To the Editor: In an article in the February issue, McGarvey and colleagues (
1) reported the results of a study of factors that play a role in decisions to initiate involuntary commitment among emergency evaluators employed by community service boards in Virginia. The authors conclude, “The findings provide a sound empirical basis for the claim that investing in a continuum of crisis stabilization and other intensive outpatient services would reduce the need for involuntary interventions.” But the article does not provide data to support this conclusion.
And what was this study? It was a questionnaire completed by emergency clinicians throughout Virginia after they had conducted an evaluation. The questionnaire asked whether certain currently unavailable services would have better addressed the individual’s needs. Well, sure. We didn’t need a study to find that out. This study basically says: “Here’s what you currently have for resources. Now fantasize about all these other possible resources. If one of them were available, would this have better met the needs of the person you evaluated?” Is nirvana better than reality?
I have fantasized about, designed, and implemented services, and I have also evaluated the relationship between the conceptualized service and reality and examined outcomes (including outcomes in Virginia). And, like others, I know that it is a big stretch from conception (fantasy) to the delivered service.

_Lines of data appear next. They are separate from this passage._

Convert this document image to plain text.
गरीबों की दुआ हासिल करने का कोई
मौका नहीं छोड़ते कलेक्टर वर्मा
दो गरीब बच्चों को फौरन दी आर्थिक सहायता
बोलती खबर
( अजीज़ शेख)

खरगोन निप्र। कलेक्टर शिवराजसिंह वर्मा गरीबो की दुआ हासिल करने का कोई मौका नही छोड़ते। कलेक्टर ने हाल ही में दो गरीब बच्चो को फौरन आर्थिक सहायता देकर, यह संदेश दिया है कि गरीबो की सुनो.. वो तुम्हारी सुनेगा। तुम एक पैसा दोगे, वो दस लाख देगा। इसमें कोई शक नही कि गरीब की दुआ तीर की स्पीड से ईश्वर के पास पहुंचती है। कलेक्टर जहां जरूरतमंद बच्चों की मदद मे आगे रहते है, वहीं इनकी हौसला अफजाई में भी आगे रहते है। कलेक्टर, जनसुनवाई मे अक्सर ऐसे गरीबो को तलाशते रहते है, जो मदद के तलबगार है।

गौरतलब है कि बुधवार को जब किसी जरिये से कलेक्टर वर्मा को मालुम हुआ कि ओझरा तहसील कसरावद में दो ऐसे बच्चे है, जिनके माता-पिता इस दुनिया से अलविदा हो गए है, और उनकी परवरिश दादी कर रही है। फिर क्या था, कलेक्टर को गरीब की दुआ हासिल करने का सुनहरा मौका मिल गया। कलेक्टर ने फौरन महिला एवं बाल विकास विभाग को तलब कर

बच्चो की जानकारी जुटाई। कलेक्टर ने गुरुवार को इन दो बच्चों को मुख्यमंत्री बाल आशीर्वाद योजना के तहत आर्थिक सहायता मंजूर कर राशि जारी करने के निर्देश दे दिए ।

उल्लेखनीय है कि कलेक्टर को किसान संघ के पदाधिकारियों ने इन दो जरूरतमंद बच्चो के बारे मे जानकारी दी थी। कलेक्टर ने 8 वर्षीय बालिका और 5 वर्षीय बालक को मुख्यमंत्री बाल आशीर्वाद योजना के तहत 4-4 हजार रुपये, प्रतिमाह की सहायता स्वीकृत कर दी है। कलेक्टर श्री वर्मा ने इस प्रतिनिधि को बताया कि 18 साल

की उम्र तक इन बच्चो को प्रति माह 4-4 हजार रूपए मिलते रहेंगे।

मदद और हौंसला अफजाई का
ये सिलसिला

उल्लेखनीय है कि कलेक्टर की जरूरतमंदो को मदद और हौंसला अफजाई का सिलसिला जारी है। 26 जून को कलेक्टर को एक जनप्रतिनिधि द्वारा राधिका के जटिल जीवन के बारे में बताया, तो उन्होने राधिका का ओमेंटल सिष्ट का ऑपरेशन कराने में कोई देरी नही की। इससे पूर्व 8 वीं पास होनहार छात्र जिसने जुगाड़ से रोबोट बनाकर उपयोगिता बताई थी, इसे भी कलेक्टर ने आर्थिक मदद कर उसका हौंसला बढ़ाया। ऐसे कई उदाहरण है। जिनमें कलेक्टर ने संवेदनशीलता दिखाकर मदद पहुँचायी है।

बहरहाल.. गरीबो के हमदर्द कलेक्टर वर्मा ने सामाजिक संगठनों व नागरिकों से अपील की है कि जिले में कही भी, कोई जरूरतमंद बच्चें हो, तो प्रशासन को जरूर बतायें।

In the study by McGarvey and colleagues, respondents were not asked: “Would you actually have been able to access the service for the individual? What would have been the impediments to obtaining the service? If it took three to four times longer to obtain the service than to involuntarily commit the individual, would you have been able to wait? Would the patient have been willing to use a proffered service voluntarily? Would there be financial impediments to using some of the alternatives?”
I am not saying that expanded, well-provided community services would not divert individuals from involuntary hospital admission to voluntary community services. But these community services might do such a good job at case finding that more individuals would end up being involuntarily admitted after the development of the community services than before. This was our conclusion when Massachusetts doubled its mobile crisis capacity with no subsequent decrease in inpatient hospitalization rates (
2).
Finally, if psychiatrists don’t figure out how to appropriately use involuntary services, others will tell us what we must do. In the wake of Seung-Hui Cho’s massacre at Virginia Tech in 2007, many thought that too few involuntary treatments were available (
3). The same has occurred in the wake of Adam Lanza’s shooting spree at Sandy Hook Elementary School (
4).
We need to be at the table both to design effective involuntary interventions—those that we can actually use—in the hospital and in the community and to expand intensive community services. These can be complementary. They must be.